Mais Faut que ça danse ! est aussi l’histoire de sa fille, Sarah (impeccable Valeria Bruni-Tedeschi), narratrice du film, traversée de multiples interrogations sur son statut de femme, de femme juive, et même de femme juive enceinte (Indice 1). En plein trouble identitaire, la jeune femme harcèle Salomon de questions sur son passé, sur sa famille, sur son statut de père et sur ce qu’il lui aura transmis, questions que le vieil homme cherche surtout à esquiver. Dans cette difficile communication intergénérationnelle, le noyau de Faut que ça danse ! se révèle alors du côté de la Seconde Guerre mondiale, et plus particulièrement des camps de concentration auxquels Salomon survivait tandis que ses amis « y partaient en fumée » (sic).

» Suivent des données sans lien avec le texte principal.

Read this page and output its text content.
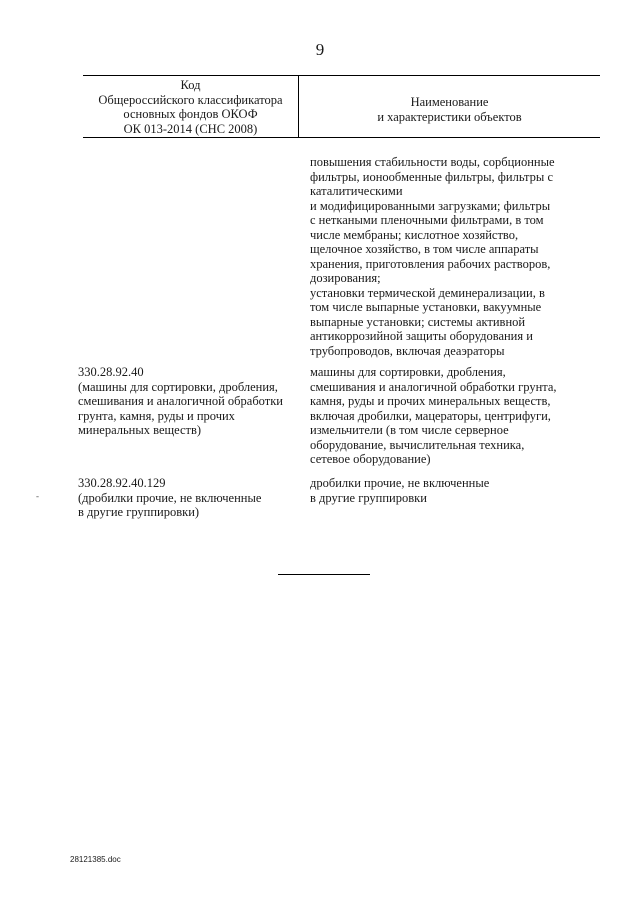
9
Код
Общероссийского классификатора
основных фондов ОКОФ
ОК 013-2014 (СНС 2008)
Наименование
и характеристики объектов
повышения стабильности воды, сорбционные
фильтры, ионообменные фильтры, фильтры с
каталитическими
и модифицированными загрузками; фильтры
с неткаными пленочными фильтрами, в том
числе мембраны; кислотное хозяйство,
щелочное хозяйство, в том числе аппараты
хранения, приготовления рабочих растворов,
дозирования;
установки термической деминерализации, в
том числе выпарные установки, вакуумные
выпарные установки; системы активной
антикоррозийной защиты оборудования и
трубопроводов, включая деаэраторы
330.28.92.40
(машины для сортировки, дробления,
смешивания и аналогичной обработки
грунта, камня, руды и прочих
минеральных веществ)
машины для сортировки, дробления,
смешивания и аналогичной обработки грунта,
камня, руды и прочих минеральных веществ,
включая дробилки, мацераторы, центрифуги,
измельчители (в том числе серверное
оборудование, вычислительная техника,
сетевое оборудование)
330.28.92.40.129
(дробилки прочие, не включенные
в другие группировки)
дробилки прочие, не включенные
в другие группировки
-
28121385.doc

Sa nonchalance face aux problèmes bénins du quotidien, sa fantaisie autant que sa soudaine gravité, et cette aura de mystère qui le rend insaisissable y compris auprès de sa propre fille, sont autant de réponses trouvées par le personnage à la question de son âge mais aussi de sa « sur-vie ». Et quand Salomon, finalement, concède quelques souvenirs (l’assassinat d’Hitler, Question !), ceux-là passent par le filtre de la dérision, comme si pour s’extirper du tragique, la jubilation presqu’outrée était sa seule échappatoire.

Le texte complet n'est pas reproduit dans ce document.